Methods: Before 1993, patients (group I, n = 93) received fixed doses of RATG (1 mg/kg per day) for 8 consecutive days. Thereafter, RATG was either continued at the same dose for 15 days, in cases of delayed graft function, or was infused every other day at the same dose until the serum creatinine level became <150 micromol/L. After 1993, patients (group II, n = 66) received RATG at full dose (1 mg/kg per day) during the first 3 days and, thereafter, doses were adapted to target a CD2 T-cell count <50/mm3. RATG cumulative dose was significantly higher among group I than group II (9.7 +/- 4.5 versus 7.4 +/- 3.2 mg/kg, P = .0002).

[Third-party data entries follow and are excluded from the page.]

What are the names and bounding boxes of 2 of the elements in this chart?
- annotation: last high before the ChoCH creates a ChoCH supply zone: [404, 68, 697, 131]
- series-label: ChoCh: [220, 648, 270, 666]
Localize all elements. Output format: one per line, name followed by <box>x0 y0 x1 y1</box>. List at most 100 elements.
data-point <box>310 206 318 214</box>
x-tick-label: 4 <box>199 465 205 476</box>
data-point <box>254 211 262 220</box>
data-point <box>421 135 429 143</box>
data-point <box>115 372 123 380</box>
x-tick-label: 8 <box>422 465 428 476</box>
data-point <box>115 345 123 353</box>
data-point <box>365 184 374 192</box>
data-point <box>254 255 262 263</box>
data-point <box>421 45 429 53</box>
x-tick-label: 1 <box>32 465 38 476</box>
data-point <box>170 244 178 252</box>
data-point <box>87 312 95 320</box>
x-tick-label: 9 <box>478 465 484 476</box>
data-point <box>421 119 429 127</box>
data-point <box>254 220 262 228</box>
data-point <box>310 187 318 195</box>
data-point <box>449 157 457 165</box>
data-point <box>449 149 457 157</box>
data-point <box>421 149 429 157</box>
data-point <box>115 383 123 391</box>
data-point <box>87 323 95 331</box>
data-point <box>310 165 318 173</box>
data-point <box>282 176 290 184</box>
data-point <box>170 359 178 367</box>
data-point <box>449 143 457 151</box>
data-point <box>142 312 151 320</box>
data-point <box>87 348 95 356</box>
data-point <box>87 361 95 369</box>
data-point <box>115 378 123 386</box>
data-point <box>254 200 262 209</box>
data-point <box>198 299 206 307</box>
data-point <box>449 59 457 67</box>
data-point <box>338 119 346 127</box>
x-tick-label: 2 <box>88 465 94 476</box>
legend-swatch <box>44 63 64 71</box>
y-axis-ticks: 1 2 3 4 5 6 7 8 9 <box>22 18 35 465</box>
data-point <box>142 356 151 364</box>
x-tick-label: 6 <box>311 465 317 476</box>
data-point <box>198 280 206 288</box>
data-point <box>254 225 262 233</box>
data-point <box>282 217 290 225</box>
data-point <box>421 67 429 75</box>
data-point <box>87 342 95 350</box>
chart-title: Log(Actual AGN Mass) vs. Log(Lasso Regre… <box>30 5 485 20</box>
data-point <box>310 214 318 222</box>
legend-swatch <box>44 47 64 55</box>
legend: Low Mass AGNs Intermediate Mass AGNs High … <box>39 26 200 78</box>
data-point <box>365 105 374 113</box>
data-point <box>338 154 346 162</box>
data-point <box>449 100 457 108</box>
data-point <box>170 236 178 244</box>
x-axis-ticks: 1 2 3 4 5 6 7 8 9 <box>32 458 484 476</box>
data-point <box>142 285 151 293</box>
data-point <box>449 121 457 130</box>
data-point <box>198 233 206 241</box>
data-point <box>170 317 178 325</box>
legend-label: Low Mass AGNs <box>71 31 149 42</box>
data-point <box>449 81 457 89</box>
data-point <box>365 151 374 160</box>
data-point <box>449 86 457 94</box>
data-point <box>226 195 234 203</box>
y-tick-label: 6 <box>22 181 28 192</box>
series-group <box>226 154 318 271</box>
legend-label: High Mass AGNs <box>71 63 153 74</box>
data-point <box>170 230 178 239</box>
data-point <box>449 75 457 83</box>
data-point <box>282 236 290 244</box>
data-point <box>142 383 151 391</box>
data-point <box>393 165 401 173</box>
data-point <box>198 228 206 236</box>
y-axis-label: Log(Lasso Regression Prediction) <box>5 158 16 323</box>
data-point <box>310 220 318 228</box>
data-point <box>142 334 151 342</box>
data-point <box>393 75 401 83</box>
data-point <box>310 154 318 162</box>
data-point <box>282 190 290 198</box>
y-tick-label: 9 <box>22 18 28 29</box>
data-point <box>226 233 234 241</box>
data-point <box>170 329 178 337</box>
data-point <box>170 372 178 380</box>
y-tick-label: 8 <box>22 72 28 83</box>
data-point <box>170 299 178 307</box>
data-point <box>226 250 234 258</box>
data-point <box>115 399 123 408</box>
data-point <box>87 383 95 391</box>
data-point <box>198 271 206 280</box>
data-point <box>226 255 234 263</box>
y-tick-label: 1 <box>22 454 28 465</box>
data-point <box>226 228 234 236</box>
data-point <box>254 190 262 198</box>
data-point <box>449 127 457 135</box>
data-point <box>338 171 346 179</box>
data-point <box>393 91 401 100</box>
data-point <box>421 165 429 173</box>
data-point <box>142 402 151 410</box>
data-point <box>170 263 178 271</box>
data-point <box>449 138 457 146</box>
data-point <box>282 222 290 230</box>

Results: In both groups, total lymphocyte and T lymphocyte subset (CD4, CD8, CD2, CD3) counts decreased significantly during the first month after transplantation, increasing slowly between the first month and the third year posttransplantation. Thereafter it rose rapidly, which was greater in group II. At last follow up, total lymphocyte, T lymphocyte subsets and NK cell counts were similar to those observed before transplantation. At all monitoring times, T lymphocyte, B lymphocyte, and NK cell counts were similar in both group, except for the total lymphocyte count at 6 months and CD4 T lymphocyte count at 1 year, which were significantly higher in group II compared to group I.
Conclusion: Induction therapy based on continuous or discontinuous administration of ATG is associated with profound depletion of T, B, and NK cells during the first 3 years, followed by a progressive reconstitution of the lymphocyte pool after 5 years.